Apple Pay Is No Revolutionary Change, Says NACS

November 4, 2014
NACS Online

Wall Street Journal op-ed explains why widely heralded payment innovation still too dependent on the credit card companies.
​WASHINGTON – In an opinion piece in today’s Wall Street Journal, NACS Senior Vice President of Government Affairs Lyle Beckwith shared his thoughts on mobile payments — and on Apple Pay, in particular.
Below is an excerpt from the opinion piece, in which Beckwith writes:
No company can compete with Apple when it comes to releasing new products, and last month the tech giant brought some attention and excitement to how we pay for things with the introduction of Apple Pay. That’s a good thing, as the payments system is an often-overlooked but crucial part of the economy and how it functions.
But Apple fell short of revolutionary change—because it built its product on the flawed credit-card payment system. Apple Pay works by linking existing credit- or debit-card accounts to mobile phones. Those accounts use an antiquated system dominated by two giants— Visa and MasterCard —that set “swipe fees” that merchants must pay every time a customer pays with a card.
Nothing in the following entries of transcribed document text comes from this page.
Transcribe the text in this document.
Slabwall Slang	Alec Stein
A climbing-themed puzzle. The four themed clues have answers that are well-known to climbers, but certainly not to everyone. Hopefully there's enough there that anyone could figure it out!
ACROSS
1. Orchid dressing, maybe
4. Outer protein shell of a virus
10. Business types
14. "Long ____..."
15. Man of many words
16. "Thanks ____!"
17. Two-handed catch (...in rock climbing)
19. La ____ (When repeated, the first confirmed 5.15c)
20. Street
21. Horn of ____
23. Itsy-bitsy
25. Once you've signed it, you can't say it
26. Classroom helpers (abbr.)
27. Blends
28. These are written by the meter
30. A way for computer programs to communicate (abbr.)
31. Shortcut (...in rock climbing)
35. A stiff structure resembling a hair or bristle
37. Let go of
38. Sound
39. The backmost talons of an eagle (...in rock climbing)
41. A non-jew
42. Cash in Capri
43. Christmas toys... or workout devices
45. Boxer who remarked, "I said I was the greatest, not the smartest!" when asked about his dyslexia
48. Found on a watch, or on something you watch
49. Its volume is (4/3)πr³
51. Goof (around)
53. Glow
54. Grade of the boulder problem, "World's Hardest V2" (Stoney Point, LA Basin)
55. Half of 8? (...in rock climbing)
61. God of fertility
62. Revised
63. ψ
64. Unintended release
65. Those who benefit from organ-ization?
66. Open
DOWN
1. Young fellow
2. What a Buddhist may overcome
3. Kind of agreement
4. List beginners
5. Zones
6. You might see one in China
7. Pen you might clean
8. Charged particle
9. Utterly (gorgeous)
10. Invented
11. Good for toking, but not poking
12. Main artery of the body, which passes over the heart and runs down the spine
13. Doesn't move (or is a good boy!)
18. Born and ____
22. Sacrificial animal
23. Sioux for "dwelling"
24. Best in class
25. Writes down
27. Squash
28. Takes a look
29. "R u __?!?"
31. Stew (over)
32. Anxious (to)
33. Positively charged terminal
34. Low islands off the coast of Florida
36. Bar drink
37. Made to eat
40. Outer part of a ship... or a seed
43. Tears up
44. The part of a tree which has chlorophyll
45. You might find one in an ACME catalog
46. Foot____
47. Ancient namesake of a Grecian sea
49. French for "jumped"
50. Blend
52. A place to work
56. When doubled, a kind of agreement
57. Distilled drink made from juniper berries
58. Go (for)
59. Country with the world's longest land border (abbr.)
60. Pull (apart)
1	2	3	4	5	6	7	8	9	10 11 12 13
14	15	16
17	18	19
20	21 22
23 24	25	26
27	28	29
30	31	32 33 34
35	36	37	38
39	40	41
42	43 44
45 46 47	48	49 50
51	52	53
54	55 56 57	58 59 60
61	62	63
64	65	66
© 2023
Credit and debit cards are undercutting the purpose of payments by making them expensive. Cash is cheaper than electronic payments because of the inflated, price-fixed fees the card companies foist on merchants. Electronic payments ought to be cheaper than cash, though they won’t be if they are built entirely on the system that’s propping up Visa and MasterCard. There is room for mobile payments to be the cheapest, most secure and most innovative payment technology on the market.
This will require real change. A mobile-payments system could link directly to an individual’s checking account, or transactions could be completed over the Internet, for example. A payments system could even connect directly to a mobile-phone bill. But mobile-payments providers need to be willing to jettison the baggage of price-fixed payment cards. That would be a real revolution in the payments system.